PITA with replacing injector o rings and scraping gasket material off heads, then disconnecting fuel lines & replacing orings, etc.
on the ecu, you will have to change the engine wire harness. The maf module that your ecu uses is external, while 86 and up is in the ecu.
Last edited by coupeguy2001; Nov 27, 2022 at 09:25 AM.
Uh you really need to do everything at once.
to do a cam swap, the intake has to come back off.
PITA with replacing injector o rings and scraping gasket material off heads, then disconnecting fuel lines & replacing orings, etc.
right on. Tear it apart once, put it back together once. ESP with the super ram.
do you have any idea how much work it is to swap cams?

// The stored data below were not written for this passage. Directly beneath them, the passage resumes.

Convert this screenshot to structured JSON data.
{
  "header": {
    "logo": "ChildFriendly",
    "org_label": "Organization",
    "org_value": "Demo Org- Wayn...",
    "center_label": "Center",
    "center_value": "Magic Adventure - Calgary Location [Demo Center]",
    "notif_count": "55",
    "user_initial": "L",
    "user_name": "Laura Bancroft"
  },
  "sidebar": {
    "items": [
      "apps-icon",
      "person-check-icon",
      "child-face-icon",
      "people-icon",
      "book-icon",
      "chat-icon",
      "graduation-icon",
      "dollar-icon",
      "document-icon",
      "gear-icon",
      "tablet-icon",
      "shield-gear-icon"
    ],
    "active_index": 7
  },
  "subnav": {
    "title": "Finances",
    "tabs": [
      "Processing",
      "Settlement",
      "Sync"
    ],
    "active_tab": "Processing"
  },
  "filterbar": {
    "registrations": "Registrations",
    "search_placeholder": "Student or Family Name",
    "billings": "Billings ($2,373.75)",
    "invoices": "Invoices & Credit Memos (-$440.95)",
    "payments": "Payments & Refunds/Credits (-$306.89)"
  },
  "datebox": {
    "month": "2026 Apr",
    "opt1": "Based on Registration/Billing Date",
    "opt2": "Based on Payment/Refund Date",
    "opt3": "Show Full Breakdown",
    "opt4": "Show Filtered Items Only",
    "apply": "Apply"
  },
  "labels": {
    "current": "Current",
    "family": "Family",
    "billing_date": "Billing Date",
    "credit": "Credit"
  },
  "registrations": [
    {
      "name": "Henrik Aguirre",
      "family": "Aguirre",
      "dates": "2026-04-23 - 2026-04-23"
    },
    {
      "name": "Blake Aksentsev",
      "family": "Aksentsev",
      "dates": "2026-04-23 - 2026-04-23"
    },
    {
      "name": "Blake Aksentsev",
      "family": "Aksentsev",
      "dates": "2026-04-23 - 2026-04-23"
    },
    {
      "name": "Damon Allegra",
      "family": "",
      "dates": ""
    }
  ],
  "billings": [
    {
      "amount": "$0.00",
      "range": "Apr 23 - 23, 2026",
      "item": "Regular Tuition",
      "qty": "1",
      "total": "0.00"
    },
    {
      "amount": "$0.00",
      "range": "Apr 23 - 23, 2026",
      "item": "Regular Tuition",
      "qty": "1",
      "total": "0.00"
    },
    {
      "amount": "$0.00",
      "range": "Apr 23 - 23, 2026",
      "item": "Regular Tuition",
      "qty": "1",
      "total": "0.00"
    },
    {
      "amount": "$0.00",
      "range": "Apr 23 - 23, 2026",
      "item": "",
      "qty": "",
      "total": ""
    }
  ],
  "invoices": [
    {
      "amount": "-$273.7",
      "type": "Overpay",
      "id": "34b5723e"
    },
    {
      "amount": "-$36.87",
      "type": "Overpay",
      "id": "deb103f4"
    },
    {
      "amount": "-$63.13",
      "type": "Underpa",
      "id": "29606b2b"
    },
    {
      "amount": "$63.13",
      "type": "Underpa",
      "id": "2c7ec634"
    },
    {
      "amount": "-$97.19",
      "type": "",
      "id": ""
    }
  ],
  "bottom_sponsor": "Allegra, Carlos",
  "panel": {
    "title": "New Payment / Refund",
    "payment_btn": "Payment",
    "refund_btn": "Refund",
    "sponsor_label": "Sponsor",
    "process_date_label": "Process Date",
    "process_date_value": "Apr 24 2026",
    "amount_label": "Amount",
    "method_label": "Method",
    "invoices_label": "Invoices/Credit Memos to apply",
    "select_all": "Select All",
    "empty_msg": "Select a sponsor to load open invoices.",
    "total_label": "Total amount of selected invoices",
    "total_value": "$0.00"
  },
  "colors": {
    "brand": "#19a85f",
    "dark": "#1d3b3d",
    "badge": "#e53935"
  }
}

Haven’t been on this thread in a while. Ended up buying 3896962 Cam. My intake manifold gaskets shat themselves so I figured F it while i’m in there might as well. Appreciate all the recs and advice from y’all. Got the car apart right now about 75% of the way apart. Let y’all know how it drives afterwards.
Haven’t been on this thread in a while. Ended up buying 3896962 Cam. My intake manifold gaskets shat themselves so I figured F it while i’m in there might as well. Appreciate all the recs and advice from y’all. Got the car apart right now about 75% of the way apart. Let y’all know how it drives afterwards.
Yes! let us know how it goes. My '87 Is getting a SuperRam, cam, heads and headers soon.
Got the cam in, put Rhoades lifters in to go with it. Naturally some jackass in an F-150 ran into me in the parking lot of my high school the day after. Thank god it wasn't a silverado, might've actually done some damage. Car runs great though. Even with the garbage stock iron heads, seems like i gained a fair bit of power up top, and some torque down low. Pretty happy with it, considering the cam and lifters only ran me about $500. Hope insurance writes me a big enough check to cover damage and some more parts.
Here are some notes for you. After a year of planning, decisions (thank you, TPIS), and collecting parts, the horsepower project is almost done. I thought it was ridiculous that my '87 Corvette C4 350 cid engine made less than 300 horsepower. The parts are a SuperRam intake, Air Flow Research 195cc SBC Street Port Aluminum Heads, ZZ409 Hydraulic Roller Camshaft .520" lift, 226 single duration pattern, and exhaust headers.